An industrial, tertiary treatment plant providing COD and bio-P removal, nitrification and denitrification, was the object of an in-depth analysis in order to verify the possibility of recovering excess heat entering the facility through the upstream industrial processes effluents, and preventing it from being discharged into the receiving waters, while improving its overall treatment efficiency during critical events. The plant's effluent, in fact, often exceeded the absolute permit discharge limit of 24 °C, and occasionally also exceeded the TN effluent limit of 4 mg/L. A verification of the process treatment efficiency revealed that the occasional TN limit noncompliance could be related to insufficient SRTs (linked to insufficient available process volume) during critical events. This finding suggested that the biological process train could be revamped with additional process volume and that operating temperature reduction, upstream of the biological section, could have induced a risk of further reduced process performance. Additional plant volume was readily and easily achieved by incorporating the existing bio-P volume in the nitrification/denitrification tank, due to the ease of implementing this intervention, the specific layout, and ability to build a new bio-P reactor. This solution resulted in a 27% volume addition to the critical nitrification section, not by calculation, but by ease and minimal cost of implementation. Excess heat recovery options calculations, downstream of the biological section, were thus conducted, under two possible final use scenarios. Results indicated that between 2,000 and 2,500 kW could be recovered, corresponding to a CO₂ emission reduction (offset) of between 12,000 and 15,000 t/yr, or about a fifth of the current total estimated emission impact of the facility.

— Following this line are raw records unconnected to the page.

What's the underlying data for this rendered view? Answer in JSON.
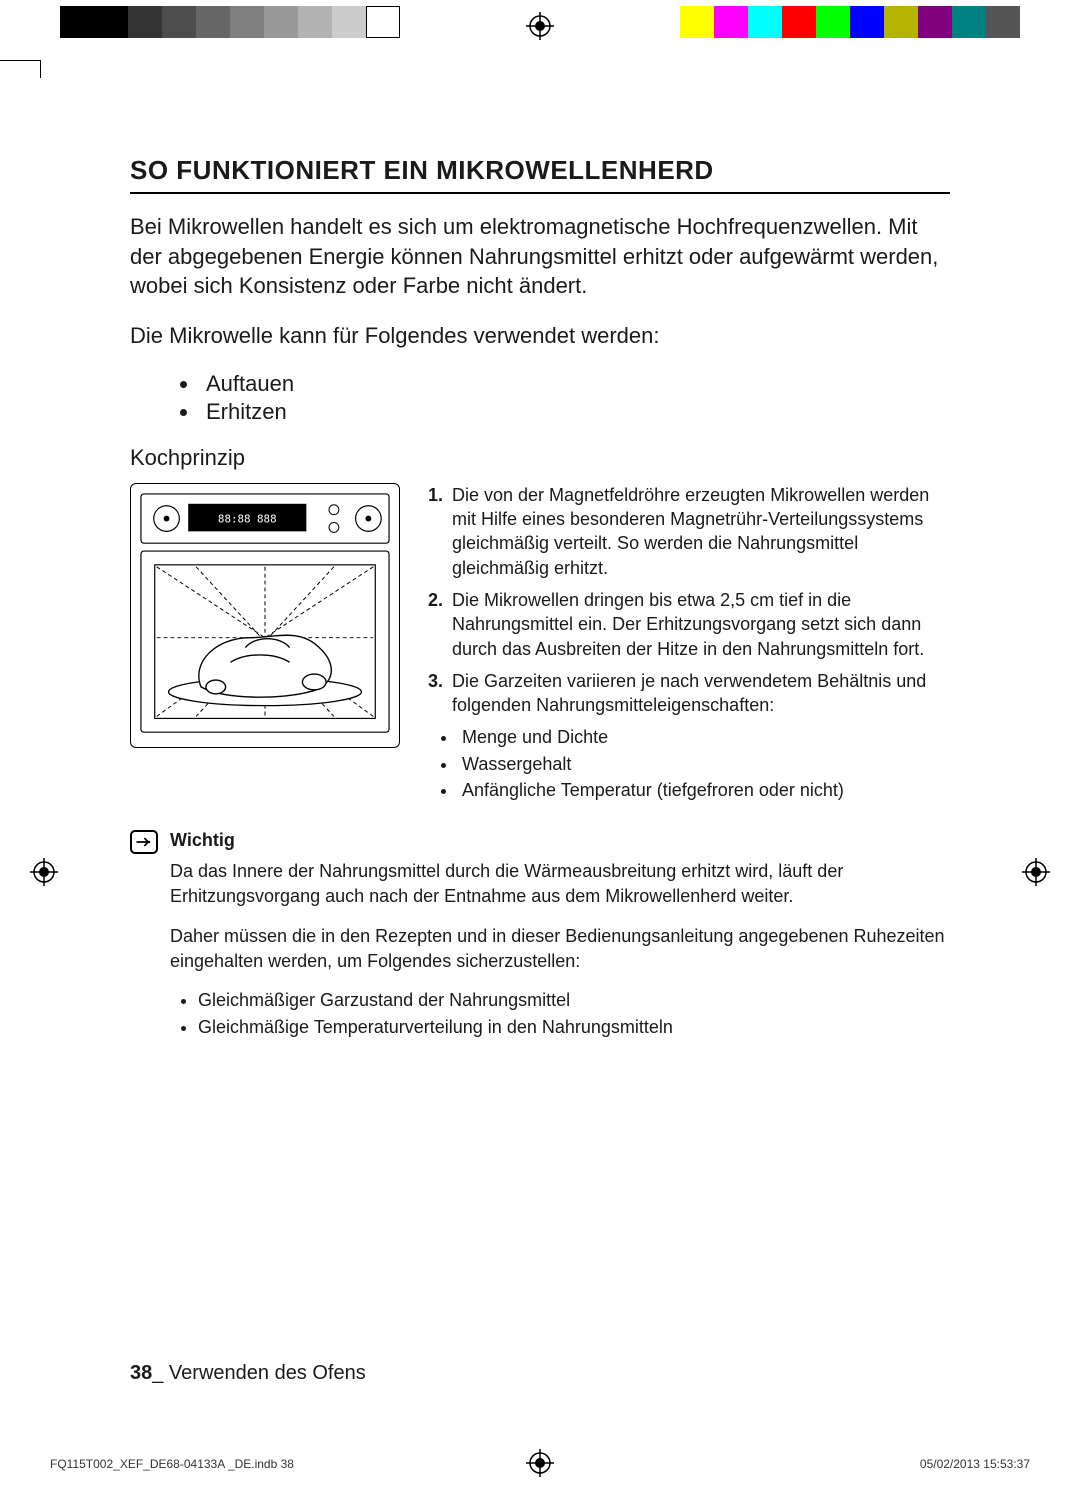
{
  "color_bar": {
    "left_swatches": [
      "#000000",
      "#000000",
      "#333333",
      "#4d4d4d",
      "#666666",
      "#808080",
      "#999999",
      "#b3b3b3",
      "#cccccc",
      "#ffffff"
    ],
    "right_swatches": [
      "#ffff00",
      "#ff00ff",
      "#00ffff",
      "#ff0000",
      "#00ff00",
      "#0000ff",
      "#b3b300",
      "#800080",
      "#008080",
      "#555555"
    ]
  },
  "section_title": "SO FUNKTIONIERT EIN MIKROWELLENHERD",
  "intro_p1": "Bei Mikrowellen handelt es sich um elektromagnetische Hochfrequenzwellen. Mit der abgegebenen Energie können Nahrungsmittel erhitzt oder aufgewärmt werden, wobei sich Konsistenz oder Farbe nicht ändert.",
  "intro_p2": "Die Mikrowelle kann für Folgendes verwendet werden:",
  "use_list": [
    "Auftauen",
    "Erhitzen"
  ],
  "subhead": "Kochprinzip",
  "principle": [
    "Die von der Magnetfeldröhre erzeugten Mikrowellen werden mit Hilfe eines besonderen Magnetrühr-Verteilungssystems gleichmäßig verteilt. So werden die Nahrungsmittel gleichmäßig erhitzt.",
    "Die Mikrowellen dringen bis etwa 2,5 cm tief in die Nahrungsmittel ein. Der Erhitzungsvorgang setzt sich dann durch das Ausbreiten der Hitze in den Nahrungsmitteln fort.",
    "Die Garzeiten variieren je nach verwendetem Behältnis und folgenden Nahrungsmitteleigenschaften:"
  ],
  "principle_sub": [
    "Menge und Dichte",
    "Wassergehalt",
    "Anfängliche Temperatur (tiefgefroren oder nicht)"
  ],
  "note": {
    "title": "Wichtig",
    "p1": "Da das Innere der Nahrungsmittel durch die Wärmeausbreitung erhitzt wird, läuft der Erhitzungsvorgang auch nach der Entnahme aus dem Mikrowellenherd weiter.",
    "p2": "Daher müssen die in den Rezepten und in dieser Bedienungsanleitung angegebenen Ruhezeiten eingehalten werden, um Folgendes sicherzustellen:",
    "list": [
      "Gleichmäßiger Garzustand der Nahrungsmittel",
      "Gleichmäßige Temperaturverteilung in den Nahrungsmitteln"
    ]
  },
  "footer": {
    "page_num": "38",
    "page_label": "_ Verwenden des Ofens"
  },
  "print_meta": {
    "file": "FQ115T002_XEF_DE68-04133A _DE.indb   38",
    "timestamp": "05/02/2013   15:53:37"
  },
  "oven_svg": {
    "stroke": "#000000",
    "fill": "#ffffff",
    "tray_fill": "#ffffff"
  }
}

This recovery has multiple impacts on the overall ‘sustainability score’ of the examined facility: it does not impair its performance from a process efficiency point of view, it improves (reduces) the overall environmental impact from both local (receiving water) and global (carbon footprint) aspects, and improves its economic viability by providing a tradeable commodity (hot water) of substantial economic value. Additional interventions to further improve the sustainability of the WWTP under consideration could be the object of future assessments: nutrient (N and P) recovery in the form of struvite mineral could be in fact implemented with relative ease (since the facility already operates a bio-P removal process and thus has P-rich sludges).

This case study demonstrates that integrating simple sustainability concepts in WWTP design and upgrading can be done with relative ease and may produce substantial benefits at both local and global levels. Sustainability awareness should become a primary focus for environmental protection facilities designers and managers.